Beginning with a context analysis per location, SCMS is responsible for helping ICRC managers identify and assess on-the-ground risks, then put in place mitigation measures for staff – steps that can mean the difference between life and death.
But humanitarian security risk assessment does not systematically consider the variety of individuals within a context. The new project seeks to fine-tune the ICRC’s methodology for security management by incorporating a specified approach to diversity and inclusion.
“We must understand any and all threats faced by individual staff during a risk assessment” says Kiehl. “Within a team, each person represents a diverse profile and these need to be absorbed in order to fully protect them.”
Diverse People, Diverse Risks
The range of risks are many and varied. Potential risks look different to different people and groups. There is a need to better integrate how different risks expose different people. With this initiative, the ICRC attempts to build the capacity of staff to read the complexity and risks in situations that can better protect everyone.
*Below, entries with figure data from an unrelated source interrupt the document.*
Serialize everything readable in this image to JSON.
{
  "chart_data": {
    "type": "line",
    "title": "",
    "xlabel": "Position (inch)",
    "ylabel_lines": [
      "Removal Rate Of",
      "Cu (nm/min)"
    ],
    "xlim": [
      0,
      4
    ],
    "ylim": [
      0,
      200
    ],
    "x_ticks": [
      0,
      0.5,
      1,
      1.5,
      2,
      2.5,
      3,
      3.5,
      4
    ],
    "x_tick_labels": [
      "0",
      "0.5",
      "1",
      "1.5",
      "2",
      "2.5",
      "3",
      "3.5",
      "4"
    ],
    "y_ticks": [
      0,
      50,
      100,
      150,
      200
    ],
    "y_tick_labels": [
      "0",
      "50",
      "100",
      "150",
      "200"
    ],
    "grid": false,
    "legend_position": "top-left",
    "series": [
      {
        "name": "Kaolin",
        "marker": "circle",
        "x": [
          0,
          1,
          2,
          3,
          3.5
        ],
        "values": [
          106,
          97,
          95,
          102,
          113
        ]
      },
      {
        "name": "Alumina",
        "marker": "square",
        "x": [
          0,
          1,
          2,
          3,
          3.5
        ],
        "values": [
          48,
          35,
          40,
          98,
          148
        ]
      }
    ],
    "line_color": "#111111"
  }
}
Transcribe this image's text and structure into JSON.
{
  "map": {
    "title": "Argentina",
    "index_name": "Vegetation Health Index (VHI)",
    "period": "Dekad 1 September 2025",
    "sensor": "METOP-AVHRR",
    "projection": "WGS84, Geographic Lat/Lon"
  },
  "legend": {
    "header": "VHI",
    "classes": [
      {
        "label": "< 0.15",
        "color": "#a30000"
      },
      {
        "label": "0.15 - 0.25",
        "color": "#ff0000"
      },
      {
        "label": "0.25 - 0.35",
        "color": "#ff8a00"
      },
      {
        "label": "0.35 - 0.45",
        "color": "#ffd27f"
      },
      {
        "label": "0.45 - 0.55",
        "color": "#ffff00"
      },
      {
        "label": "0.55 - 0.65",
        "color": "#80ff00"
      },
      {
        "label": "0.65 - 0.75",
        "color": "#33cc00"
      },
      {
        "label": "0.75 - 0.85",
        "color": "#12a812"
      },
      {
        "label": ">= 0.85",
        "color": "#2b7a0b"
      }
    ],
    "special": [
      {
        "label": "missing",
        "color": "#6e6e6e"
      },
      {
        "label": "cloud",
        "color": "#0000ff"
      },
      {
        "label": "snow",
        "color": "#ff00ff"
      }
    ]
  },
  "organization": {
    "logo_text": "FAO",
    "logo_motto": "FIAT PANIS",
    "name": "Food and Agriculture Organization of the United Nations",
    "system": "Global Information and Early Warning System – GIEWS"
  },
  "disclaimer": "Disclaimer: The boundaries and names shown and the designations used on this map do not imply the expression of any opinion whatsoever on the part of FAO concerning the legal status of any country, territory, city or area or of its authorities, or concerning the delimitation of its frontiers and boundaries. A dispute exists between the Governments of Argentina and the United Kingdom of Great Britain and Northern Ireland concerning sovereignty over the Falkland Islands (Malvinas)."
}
Crucially, the project is about giving, not taking. ICRC does not ask staff to reveal details about themselves that they prefer to keep private. Instead nuanced, granular, contextual, information could be provided, allowing staff to be more deeply informed about specific risks in specific places.
“Staff need to know not just where they are going, but what are the precise risks associated with that, and what are the mitigating measures in place,” Kiehl explains.
Achieving such a deep level of insight begins with absorbing a diverse range of voices on security issues and mitigation measures. It is follwed by co-designing approaches with users who bring new questions and fresh perspectives and leads to a collective, inclusive assessment of the situation.
In this way, those who need to be involved are not just heard but take part in the decision-making of the revised guidance and pedagogy.
Cultural Sensitivity, Emotional Intelligence
“It sounds obvious but it’s crucial to integrate different voices and perspectives before taking decisions on security,” says Norlin, “And we can always improve in this area, especially when we are in the phase of assessing and taking precautions, to take the time to listen to people.”
Listening, engaging and acting with, as Norlin says, “cultural sensitivity and emotional intelligence” reflects a willingness to see the world as it is—complex, shifting, messy and uncentered. This is a perspective that is crucial to effective security management.
And there is little doubt the initiative is timely and essential. “If the information is not granular or specific enough, we’re not doing our utmost to ensure people have the information they need to stay safe,” says Kiehl. “And keeping all ICRC staff safe is part of our duty of care.”